229.—Vendredi 1er janvier 1892.

* * * * * * * * * * * * * * * * * * * * * * * *

Depuis des mois, ils ne sont plus.

Leurs dépouilles charnelles se désagrègent dans un même sépulcre, jusqu'au jour où, s'échappant de leurs cercueils tombés en poussière, leurs cendres se confondront.

Mais leurs âmes vivent, et, en dépit des préjugés sociaux, en dépit même de la sévérité qu'a pu montrer un prince de l'Église, elles doivent avoir trouvé, dans l'au-delà, une pitié sans bornes qui leur a tout pardonné, parce qu'elles ont immensément aimé.

Et, tant qu'il y aura des hommes sur la terre, c'est-à-dire de pauvres êtres destinés à aimer, à souffrir et à mourir, leur souvenir et leur nom survivront, enlacés...


CHAPITRE XVI

Ixelles


230.—Lundi 25 avril 1892.

N'oubliez pas... Venez nous voir quand nous serons là-bas!...»

Elles n'ont pas cessé de résonner dans ma mémoire, ainsi qu'une suprême invite, ces paroles, les dernières qu'Elle m'eût adressées, à Saint-Brelade, quand je les ai quittés.

Il y a de cela un an juste, jour pour jour, et je suis venue les voir aujourd'hui.

Arrivée à Bruxelles pour eux et rien que pour eux, j'y ai visité toutes les stations de leur calvaire. D'abord, très haut dans la rue Royale, au delà de la colonne du Congrès, au nº 103, sur la droite, cet hôtel Mengelle, leur première étape après la fuite. Au début de la même rue, sur la place Royale, l'hôtel de Bellevue, où elle s'est fait amener de Paris, presque mourante déjà, avant les dernières semaines passées à Jersey, et dont les fenêtres de façade donnent sur l'église Saint-Jacques en laquelle son cercueil a été béni. Un peu plus loin, allant du Parc Royal au Parc Léopold, la rue Montoyer, une belle rue aristocratique et tranquille, aux maisons blanches et aux portes cochères fermées. Tout au bout, les dépendances d'une gare: des murs en briques noircies par la fumée, des palissades de bois, un passage à niveau de chemin de fer. Un peu avant d'y atteindre, à droite, le nº 79, où ils ont passé les derniers mois de leur vie, où Elle est morte, et où son cadavre à Lui a été ramené, couvert de sang. Une façade blanche, une porte cochère, quatre fenêtres de rez-de-chaussée, et deux autres étages à cinq fenêtres chacun.
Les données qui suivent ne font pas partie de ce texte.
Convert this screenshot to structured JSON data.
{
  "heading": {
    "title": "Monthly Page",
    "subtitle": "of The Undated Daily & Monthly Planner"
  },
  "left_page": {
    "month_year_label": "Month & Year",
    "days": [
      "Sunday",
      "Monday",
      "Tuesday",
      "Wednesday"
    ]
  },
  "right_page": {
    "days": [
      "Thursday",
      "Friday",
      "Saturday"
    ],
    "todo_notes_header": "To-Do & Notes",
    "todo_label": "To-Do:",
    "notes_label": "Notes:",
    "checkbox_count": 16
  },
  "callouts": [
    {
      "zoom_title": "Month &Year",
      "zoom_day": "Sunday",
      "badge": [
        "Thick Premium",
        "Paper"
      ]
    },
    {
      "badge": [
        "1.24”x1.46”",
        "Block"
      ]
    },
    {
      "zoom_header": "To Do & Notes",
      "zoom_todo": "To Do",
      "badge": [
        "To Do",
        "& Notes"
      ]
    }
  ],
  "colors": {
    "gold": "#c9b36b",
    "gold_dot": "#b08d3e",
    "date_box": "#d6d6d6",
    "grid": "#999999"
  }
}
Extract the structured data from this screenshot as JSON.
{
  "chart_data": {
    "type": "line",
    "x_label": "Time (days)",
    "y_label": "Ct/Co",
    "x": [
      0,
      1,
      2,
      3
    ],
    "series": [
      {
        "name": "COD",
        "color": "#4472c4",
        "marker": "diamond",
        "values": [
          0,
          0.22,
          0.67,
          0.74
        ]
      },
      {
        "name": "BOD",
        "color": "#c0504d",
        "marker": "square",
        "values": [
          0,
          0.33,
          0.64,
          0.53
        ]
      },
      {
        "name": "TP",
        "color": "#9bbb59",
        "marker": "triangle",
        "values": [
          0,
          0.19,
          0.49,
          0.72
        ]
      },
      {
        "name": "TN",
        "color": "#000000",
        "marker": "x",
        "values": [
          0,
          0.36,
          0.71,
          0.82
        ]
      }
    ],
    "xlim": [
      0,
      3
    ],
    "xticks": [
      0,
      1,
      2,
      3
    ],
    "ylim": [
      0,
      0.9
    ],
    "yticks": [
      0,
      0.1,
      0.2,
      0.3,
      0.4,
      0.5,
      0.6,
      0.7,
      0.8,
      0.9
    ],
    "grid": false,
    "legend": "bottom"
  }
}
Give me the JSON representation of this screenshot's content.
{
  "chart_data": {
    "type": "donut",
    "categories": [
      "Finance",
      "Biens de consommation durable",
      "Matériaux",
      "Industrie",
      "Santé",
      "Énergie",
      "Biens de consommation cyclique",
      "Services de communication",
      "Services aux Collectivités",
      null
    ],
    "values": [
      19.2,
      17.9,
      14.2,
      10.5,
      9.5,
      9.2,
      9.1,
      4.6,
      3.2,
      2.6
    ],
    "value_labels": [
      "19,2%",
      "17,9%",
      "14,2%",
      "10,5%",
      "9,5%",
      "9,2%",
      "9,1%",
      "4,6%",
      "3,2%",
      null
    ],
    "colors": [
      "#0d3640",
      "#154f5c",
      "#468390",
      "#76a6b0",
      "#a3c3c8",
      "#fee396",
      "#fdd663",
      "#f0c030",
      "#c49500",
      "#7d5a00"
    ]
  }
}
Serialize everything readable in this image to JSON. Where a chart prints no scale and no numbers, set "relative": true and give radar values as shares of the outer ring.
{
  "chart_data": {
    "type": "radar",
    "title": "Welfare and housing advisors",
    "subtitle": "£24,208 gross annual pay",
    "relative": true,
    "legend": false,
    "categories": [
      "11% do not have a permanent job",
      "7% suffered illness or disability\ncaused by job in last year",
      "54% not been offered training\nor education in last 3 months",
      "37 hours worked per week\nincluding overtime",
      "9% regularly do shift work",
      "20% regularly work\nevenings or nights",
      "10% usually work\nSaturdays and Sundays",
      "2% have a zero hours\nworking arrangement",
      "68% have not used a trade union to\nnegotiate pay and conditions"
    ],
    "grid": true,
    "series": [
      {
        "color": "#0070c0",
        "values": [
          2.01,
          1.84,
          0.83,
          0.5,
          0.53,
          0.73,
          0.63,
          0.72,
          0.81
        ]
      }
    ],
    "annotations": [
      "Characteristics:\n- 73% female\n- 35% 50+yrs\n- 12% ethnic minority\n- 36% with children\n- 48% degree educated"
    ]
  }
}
Rue d'Arlon, rue du Parnasse, rue Caroly, rue de Dublin, rue de la Paix, chaussée d'Ixelles: c'est l'itinéraire qu'a suivi le cortège du suicidé.

La route traverse de tristes paysages de banlieue. Des maisons de plus en plus clairsemées, les unes vieilles, basses et noires, les autres à peine construites, tout en briques, en fer et en verre. Des terrains à bâtir, des carrés rougeâtres de terre argileuse fraìchement remuée, des plants de culture maraìchère, des prés où paissent des moutons, et, de-ci de-là, des hangars de marchands de tombes et des serres d'horticulteurs pour couronnes mortuaires.

Une petite place ronde: voici l'entrée du cimetière. Je quitte la voiture, portant dans mes bras le buisson de marguerites que je leur apporte de Royat, poussé en bonne terre de France. Une courte avenue me mène à un rond-point, d'où rayonnent cinq autres avenues, précédées chacune de deux grands cyprès en forme de cônes.

Laquelle prendre? On me montre la troisième, juste en face. Elle est plantée de jeunes acacias, et entièrement garnie de tombes des deux cotés. Elle se termine, au bout d'une centaine de mètres, à un petit carrefour formé par l'entre-croisement de la 10e avenue, qui longe, à gauche, le mur du cimetière, et de l'allée nº 6, qui descend vers la droite. La dernière tombe, à gauche, au coin, est la leur.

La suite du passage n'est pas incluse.